Among the sounds in the reinterpreted pieces are Silbert’s rapid-fire shifts in tempo and dynamics brought to “Times Square” from the Broadway musical On The Town, Williams’ reggae vibes introduced into “Waltz” from Divertimento for Orchestra written for the Boston Symphony Orchestra, and Tomaro’s improvised section for soprano saxophone and piano added to the “Postlude to Act I” from the opera A Quiet Place.

The only piece that has a Jewish connection, according to Chamis, is Brenzel’s joyful arrangement of “Chichester Psalms I.” The original composition had Hebrew text.

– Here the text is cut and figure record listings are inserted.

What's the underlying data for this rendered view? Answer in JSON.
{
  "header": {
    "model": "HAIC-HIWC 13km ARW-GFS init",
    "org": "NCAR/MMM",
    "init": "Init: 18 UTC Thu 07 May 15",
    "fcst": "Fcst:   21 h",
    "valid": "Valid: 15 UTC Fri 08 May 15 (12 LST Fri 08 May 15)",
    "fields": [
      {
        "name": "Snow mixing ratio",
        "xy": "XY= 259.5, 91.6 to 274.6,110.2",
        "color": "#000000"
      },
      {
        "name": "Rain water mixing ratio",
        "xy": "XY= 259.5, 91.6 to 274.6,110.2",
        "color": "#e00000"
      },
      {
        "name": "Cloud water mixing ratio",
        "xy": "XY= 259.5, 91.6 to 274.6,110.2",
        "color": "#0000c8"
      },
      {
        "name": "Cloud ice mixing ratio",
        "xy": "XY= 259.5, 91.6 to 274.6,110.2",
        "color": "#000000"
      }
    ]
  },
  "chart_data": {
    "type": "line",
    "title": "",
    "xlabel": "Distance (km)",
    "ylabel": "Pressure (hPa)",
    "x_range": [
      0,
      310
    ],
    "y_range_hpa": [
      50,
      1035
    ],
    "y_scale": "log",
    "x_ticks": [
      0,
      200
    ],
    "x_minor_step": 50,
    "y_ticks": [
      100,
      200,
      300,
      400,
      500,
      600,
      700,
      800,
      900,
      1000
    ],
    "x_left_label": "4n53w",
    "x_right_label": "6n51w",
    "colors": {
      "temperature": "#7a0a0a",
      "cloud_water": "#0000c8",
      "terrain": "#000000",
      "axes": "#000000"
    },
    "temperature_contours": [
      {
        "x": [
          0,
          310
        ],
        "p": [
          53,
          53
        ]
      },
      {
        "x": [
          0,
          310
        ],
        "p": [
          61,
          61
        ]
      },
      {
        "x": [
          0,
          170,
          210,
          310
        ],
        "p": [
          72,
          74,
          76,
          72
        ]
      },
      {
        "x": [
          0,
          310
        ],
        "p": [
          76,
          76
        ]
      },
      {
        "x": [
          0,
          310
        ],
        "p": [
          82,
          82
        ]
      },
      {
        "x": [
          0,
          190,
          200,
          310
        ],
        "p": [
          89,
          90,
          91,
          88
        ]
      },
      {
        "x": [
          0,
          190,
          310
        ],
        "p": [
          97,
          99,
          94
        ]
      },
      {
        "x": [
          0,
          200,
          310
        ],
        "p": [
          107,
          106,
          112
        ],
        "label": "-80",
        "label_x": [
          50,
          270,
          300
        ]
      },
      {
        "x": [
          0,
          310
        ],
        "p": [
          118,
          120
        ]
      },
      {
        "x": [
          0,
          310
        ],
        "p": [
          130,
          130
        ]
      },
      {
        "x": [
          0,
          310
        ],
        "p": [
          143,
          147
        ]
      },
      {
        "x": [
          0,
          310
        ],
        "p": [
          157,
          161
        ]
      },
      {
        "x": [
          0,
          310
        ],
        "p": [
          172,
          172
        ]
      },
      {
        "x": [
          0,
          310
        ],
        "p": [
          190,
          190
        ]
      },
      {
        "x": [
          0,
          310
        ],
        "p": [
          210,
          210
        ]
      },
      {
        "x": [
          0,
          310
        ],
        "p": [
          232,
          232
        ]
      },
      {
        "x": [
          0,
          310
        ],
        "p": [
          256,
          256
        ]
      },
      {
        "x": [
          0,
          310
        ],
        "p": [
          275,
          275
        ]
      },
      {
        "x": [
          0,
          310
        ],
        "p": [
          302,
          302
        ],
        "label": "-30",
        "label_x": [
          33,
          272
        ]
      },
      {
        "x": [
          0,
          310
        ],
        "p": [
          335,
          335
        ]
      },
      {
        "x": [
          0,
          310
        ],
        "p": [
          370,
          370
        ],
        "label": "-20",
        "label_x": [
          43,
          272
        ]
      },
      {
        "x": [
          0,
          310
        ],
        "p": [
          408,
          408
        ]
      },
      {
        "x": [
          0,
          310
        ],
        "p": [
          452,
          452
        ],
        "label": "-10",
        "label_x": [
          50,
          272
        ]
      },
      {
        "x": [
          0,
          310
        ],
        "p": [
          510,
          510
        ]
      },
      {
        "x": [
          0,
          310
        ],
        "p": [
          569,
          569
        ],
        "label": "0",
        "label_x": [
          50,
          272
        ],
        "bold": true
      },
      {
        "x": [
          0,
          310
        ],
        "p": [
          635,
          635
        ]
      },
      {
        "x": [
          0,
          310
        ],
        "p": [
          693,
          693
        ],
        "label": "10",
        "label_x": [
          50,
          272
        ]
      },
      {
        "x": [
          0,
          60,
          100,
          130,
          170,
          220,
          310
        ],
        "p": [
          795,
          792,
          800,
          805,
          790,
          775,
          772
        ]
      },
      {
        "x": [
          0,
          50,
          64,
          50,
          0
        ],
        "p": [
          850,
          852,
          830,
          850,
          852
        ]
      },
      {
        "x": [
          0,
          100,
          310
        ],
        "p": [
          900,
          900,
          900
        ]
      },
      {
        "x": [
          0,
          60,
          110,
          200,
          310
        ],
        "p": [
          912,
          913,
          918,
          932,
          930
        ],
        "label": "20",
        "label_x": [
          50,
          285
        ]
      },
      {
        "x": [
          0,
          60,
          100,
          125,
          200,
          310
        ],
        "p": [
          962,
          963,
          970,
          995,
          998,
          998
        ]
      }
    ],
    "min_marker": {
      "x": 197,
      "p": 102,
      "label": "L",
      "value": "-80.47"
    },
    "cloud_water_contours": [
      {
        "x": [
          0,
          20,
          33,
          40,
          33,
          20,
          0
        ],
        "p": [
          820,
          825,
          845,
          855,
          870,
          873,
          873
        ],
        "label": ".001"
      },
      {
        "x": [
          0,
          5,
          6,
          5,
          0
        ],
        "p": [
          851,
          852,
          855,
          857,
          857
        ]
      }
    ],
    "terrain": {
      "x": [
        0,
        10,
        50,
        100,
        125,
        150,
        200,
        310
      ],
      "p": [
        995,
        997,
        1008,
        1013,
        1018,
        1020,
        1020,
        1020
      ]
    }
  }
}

“Because Bernstein’s music is already sophisticated and a jazz band arrangement is sophisticated by definition, this album is sophistication by the sophisticated,” Chamis said.
Bernstein and Chamis met in Vienna, where Bernstein was conducting and Chamis was a university music student. Chamis, raised in Brazil and later performing as a conductor there, had studied on scholarship at the Rubin Academy of Music in Tel Aviv.

Among the countries where Bernstein and Chamis worked together were the United States, Israel and England.

“In principle, music does not need words, but this project has so much behind-the-scenes material,” Chamis said. “If listeners read before about the history and culture, they will experience the CD in a much deeper sense.”

Flavio Chamis and Leonard Bernstein in Vienna in the 1980s. Courtesy of Flavio Chanmis
Bernstein’s ‘Reaction’

Chamis feels comfortable commenting on the way he believes Bernstein might have reacted to this recording because the two were personal friends as well as professional colleagues.

“I believe he would find things he didn’t know existed in his music, and that is why he would like it,” Chamis explained. “Jazz musicians explore new realms within the compositions of others and bring their own ideas out of that. It is communication, and I believe Bernstein would have been communicating with the jazz musicians today.”

Chamis, who worked with Bernstein during the last years of the honoree’s life, was a fellow at the Tanglewood Music Center during Bernstein’s last summer at the Tanglewood Music Festival.

Chamis met his wife, Tatjana Mead Chamis, at Tanglewood, and the two decided to move to Pittsburgh when she was offered a viola position with the Pittsburgh Symphony Orchestra. Raising three children, the couple became members of Temple Sinai, where they add their talents to temple services and programs.

“Bernstein was always open to new improvisation, and that’s probably why his music was so alive,” said Chamis, a Latin Grammy nominee. “He was always looking at the music in a new way — trying to find new things in the same old pieces.

“Every time was like a jazz improvisation because he found something different, something new, something fresh. He was not a jazz musician, but there was jazziness in him.”